Poor public housing conditions in rural Cairo, Ill., could force lifelong residents to leave town

Cairo, Ill. (Best Places map)
When urban areas tear down uninhabitable public housing, residents have options to move to another location in or around the city. But when the same thing happens in a rural town, there are few, if any, options, for residents who want to remain local, Monica Davey reports for The New York Times. That's what is happening in Cairo, Ill., where residents are being vacated from two public housing developments that are being demolished, leaving residents with no place to go in the town of 2,576.

Nena Ellis, a 38-year-old mother of three who lives in one of the developments slated to be demolished, told Davey, “For sure they needed to fix this place up a long time ago. But there’s really nowhere else for us to go around here — even with a housing voucher, there just aren’t other places. Are we all supposed to just scatter to other cities — to big cities? Our kids grew up in Cairo. Our memories are in Cairo. And if you take this place out, it’s knocking everything else down in Cairo with it.”
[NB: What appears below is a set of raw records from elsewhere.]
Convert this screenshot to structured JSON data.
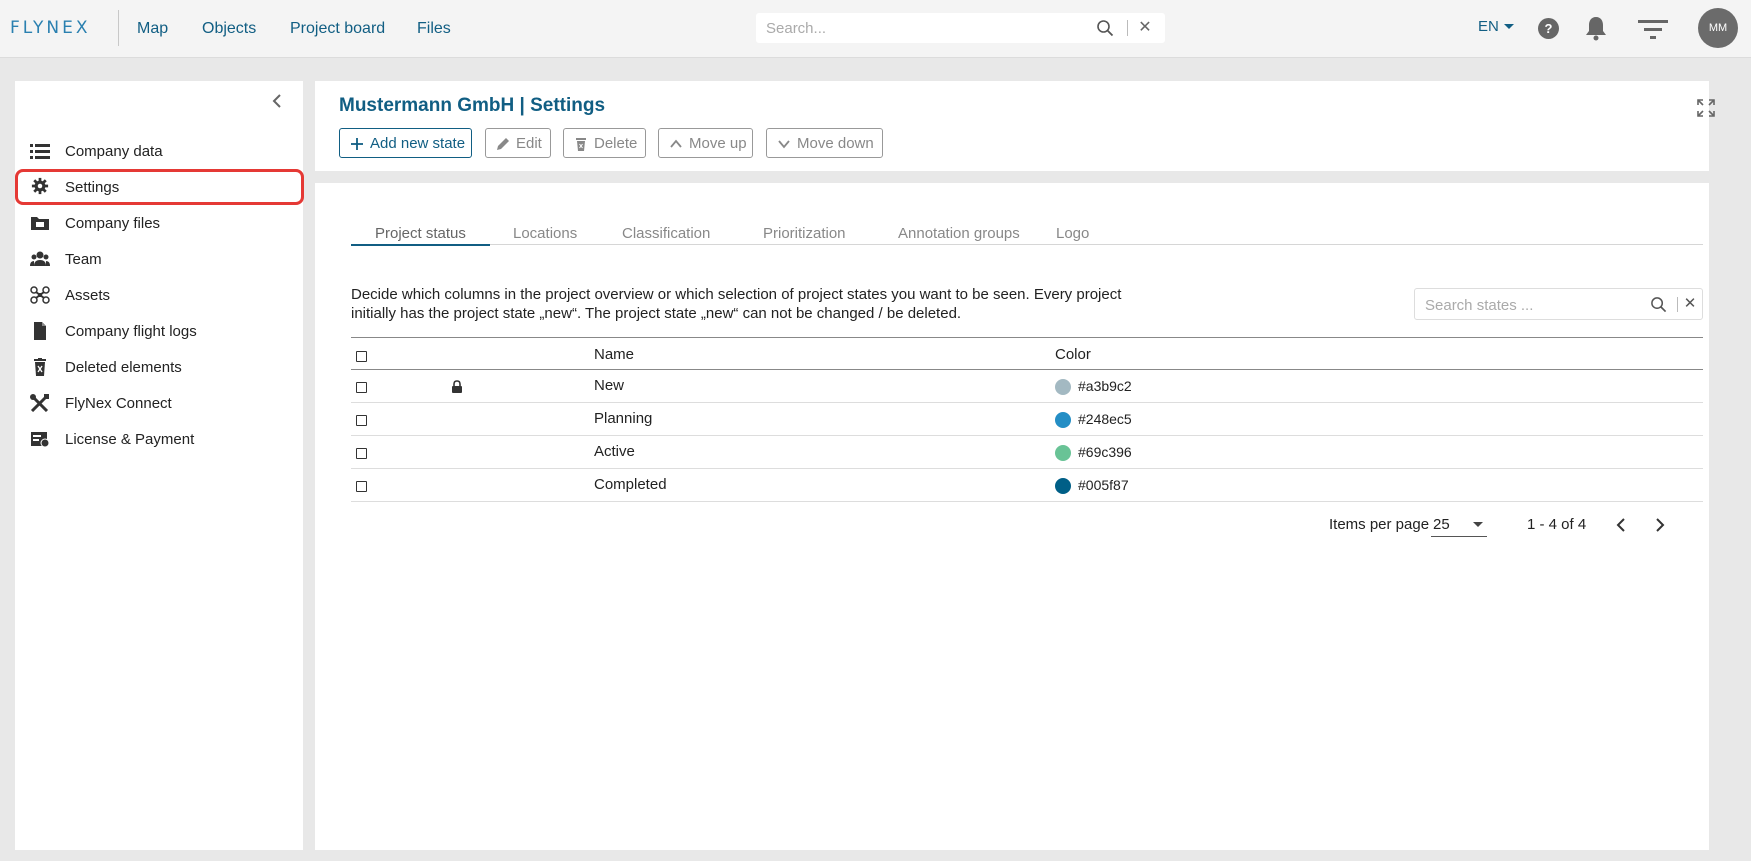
{
  "topbar": {
    "logo": "FLYNEX",
    "nav": [
      "Map",
      "Objects",
      "Project board",
      "Files"
    ],
    "search_placeholder": "Search...",
    "language": "EN",
    "user_initials": "MM"
  },
  "sidebar": {
    "items": [
      {
        "label": "Company data",
        "icon": "list-icon"
      },
      {
        "label": "Settings",
        "icon": "gear-icon",
        "active": true
      },
      {
        "label": "Company files",
        "icon": "folder-icon"
      },
      {
        "label": "Team",
        "icon": "team-icon"
      },
      {
        "label": "Assets",
        "icon": "drone-icon"
      },
      {
        "label": "Company flight logs",
        "icon": "file-icon"
      },
      {
        "label": "Deleted elements",
        "icon": "trash-icon"
      },
      {
        "label": "FlyNex Connect",
        "icon": "tools-icon"
      },
      {
        "label": "License & Payment",
        "icon": "license-icon"
      }
    ]
  },
  "header": {
    "title": "Mustermann GmbH | Settings",
    "buttons": {
      "add": "Add new state",
      "edit": "Edit",
      "delete": "Delete",
      "move_up": "Move up",
      "move_down": "Move down"
    }
  },
  "main": {
    "tabs": [
      "Project status",
      "Locations",
      "Classification",
      "Prioritization",
      "Annotation groups",
      "Logo"
    ],
    "active_tab": "Project status",
    "description": "Decide which columns in the project overview or which selection of project states you want to be seen. Every project initially has the project state „new“. The project state „new“ can not be changed / be deleted.",
    "states_search_placeholder": "Search states ...",
    "table": {
      "headers": {
        "name": "Name",
        "color": "Color"
      },
      "rows": [
        {
          "name": "New",
          "color": "#a3b9c2",
          "locked": true
        },
        {
          "name": "Planning",
          "color": "#248ec5",
          "locked": false
        },
        {
          "name": "Active",
          "color": "#69c396",
          "locked": false
        },
        {
          "name": "Completed",
          "color": "#005f87",
          "locked": false
        }
      ]
    },
    "pagination": {
      "items_per_page_label": "Items per page",
      "items_per_page": "25",
      "range": "1 - 4 of 4"
    }
  },
  "colors": {
    "brand": "#115e83",
    "highlight": "#e53935"
  }
}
Cairo has "no functioning grocery store or gas station, and a main thoroughfare with an ornate, arching entry that reads 'Historic Downtown Cairo' but one that features shuttered storefronts, vacant lots and, on a recent day, not a person in sight," Davey writes. "Cairo is in the triangle where the Ohio and Mississippi Rivers meet. Lewis and Clark once camped near here, and the city was cited in Adventures of Huckleberry Finn as a wished-for destination that would offer access to the Ohio River and a route north, away from slave states. But in the past half-century, Cairo was better known for racial strife — riots in the 1960s and a tense transformation that followed, from a majority-white city to a mostly black one."
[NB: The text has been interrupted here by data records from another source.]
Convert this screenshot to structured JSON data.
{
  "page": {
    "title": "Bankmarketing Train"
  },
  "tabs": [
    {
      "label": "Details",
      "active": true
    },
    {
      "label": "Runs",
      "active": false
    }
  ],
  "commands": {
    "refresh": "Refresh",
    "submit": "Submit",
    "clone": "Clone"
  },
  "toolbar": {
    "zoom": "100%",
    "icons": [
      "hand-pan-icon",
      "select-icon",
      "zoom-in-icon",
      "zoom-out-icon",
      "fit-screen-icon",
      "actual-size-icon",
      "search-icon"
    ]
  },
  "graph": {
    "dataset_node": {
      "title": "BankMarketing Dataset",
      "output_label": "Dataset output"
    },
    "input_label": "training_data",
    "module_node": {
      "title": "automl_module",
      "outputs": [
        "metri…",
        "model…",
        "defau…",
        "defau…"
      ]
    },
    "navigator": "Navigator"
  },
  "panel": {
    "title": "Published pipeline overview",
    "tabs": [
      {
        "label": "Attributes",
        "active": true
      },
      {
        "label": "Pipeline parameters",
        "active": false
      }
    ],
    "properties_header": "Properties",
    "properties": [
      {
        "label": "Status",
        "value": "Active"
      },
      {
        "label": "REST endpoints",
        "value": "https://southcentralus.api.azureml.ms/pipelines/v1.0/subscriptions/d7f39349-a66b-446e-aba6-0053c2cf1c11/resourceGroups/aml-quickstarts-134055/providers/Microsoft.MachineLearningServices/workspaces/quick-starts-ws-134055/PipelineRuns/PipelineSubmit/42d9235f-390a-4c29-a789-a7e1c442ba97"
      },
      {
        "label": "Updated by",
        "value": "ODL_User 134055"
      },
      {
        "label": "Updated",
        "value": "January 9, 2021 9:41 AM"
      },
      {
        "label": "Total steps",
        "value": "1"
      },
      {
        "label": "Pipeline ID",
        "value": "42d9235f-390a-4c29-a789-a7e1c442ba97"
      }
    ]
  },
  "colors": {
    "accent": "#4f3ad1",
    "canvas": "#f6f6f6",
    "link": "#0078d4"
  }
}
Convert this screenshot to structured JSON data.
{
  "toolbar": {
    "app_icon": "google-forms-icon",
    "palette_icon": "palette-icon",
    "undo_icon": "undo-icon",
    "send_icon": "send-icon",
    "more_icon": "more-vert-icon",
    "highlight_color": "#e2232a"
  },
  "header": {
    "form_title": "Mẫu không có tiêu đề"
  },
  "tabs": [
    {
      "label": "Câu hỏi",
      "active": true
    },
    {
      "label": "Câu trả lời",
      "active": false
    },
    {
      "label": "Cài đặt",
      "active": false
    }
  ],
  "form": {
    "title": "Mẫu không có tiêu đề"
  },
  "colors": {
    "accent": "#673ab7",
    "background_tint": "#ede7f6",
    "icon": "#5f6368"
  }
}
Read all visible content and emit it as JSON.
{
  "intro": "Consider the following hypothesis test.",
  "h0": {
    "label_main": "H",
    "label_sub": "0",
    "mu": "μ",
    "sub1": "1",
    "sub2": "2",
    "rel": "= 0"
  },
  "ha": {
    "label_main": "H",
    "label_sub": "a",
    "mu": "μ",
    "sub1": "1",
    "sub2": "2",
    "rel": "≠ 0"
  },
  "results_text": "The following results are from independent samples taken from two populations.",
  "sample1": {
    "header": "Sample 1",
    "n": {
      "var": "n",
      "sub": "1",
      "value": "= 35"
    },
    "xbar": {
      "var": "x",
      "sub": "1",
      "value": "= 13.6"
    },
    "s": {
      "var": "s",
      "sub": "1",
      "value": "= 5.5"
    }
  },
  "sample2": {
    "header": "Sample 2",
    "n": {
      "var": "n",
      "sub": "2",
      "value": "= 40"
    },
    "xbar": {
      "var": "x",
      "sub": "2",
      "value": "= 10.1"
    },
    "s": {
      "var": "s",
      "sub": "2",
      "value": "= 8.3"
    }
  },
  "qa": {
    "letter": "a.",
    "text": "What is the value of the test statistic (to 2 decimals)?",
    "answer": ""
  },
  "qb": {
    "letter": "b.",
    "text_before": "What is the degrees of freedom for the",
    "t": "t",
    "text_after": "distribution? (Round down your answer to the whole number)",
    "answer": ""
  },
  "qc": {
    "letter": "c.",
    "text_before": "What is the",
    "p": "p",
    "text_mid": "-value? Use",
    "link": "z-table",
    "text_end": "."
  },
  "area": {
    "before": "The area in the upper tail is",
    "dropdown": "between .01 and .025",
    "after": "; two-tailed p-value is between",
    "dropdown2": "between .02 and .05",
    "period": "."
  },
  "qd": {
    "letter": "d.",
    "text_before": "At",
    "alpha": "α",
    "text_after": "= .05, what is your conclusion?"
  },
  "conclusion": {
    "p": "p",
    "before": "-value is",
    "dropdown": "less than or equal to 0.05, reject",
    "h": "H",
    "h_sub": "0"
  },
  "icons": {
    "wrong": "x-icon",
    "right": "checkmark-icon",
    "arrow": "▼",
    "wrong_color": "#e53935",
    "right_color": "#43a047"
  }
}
Public housing in Cairo, Ill. (New York Times photo)
"Yet this city, once five times its current population, can scarcely afford to lose more residents," Davey notes. "About 400 people are being asked to move out of McBride and Elmwood, including about 200 children. If all of them move from Cairo for some of the cities residents now find themselves contemplating — Marion, Ill.; Cape Girardeau, Mo.; Paducah, Ky. — Cairo’s already-shrinking school enrollment will drop by nearly half, and job cuts in the schools, which education officials say is the city’s biggest employer, will probably follow."

Ben Carson, secretary of the United States Department of Housing and Urban Development, "said he understood the devotion that residents have to their hometown, but the circumstances, including a 'nearly bankrupt' local housing authority, made moving families the best immediate option," Davey writes. Carson wrote to the local school superintendent, “Despite our best efforts, we know that some families, your students included, may have to move outside of Cairo. My hope would be that they never forget their Cairo roots and the inspiration you’ve provided.”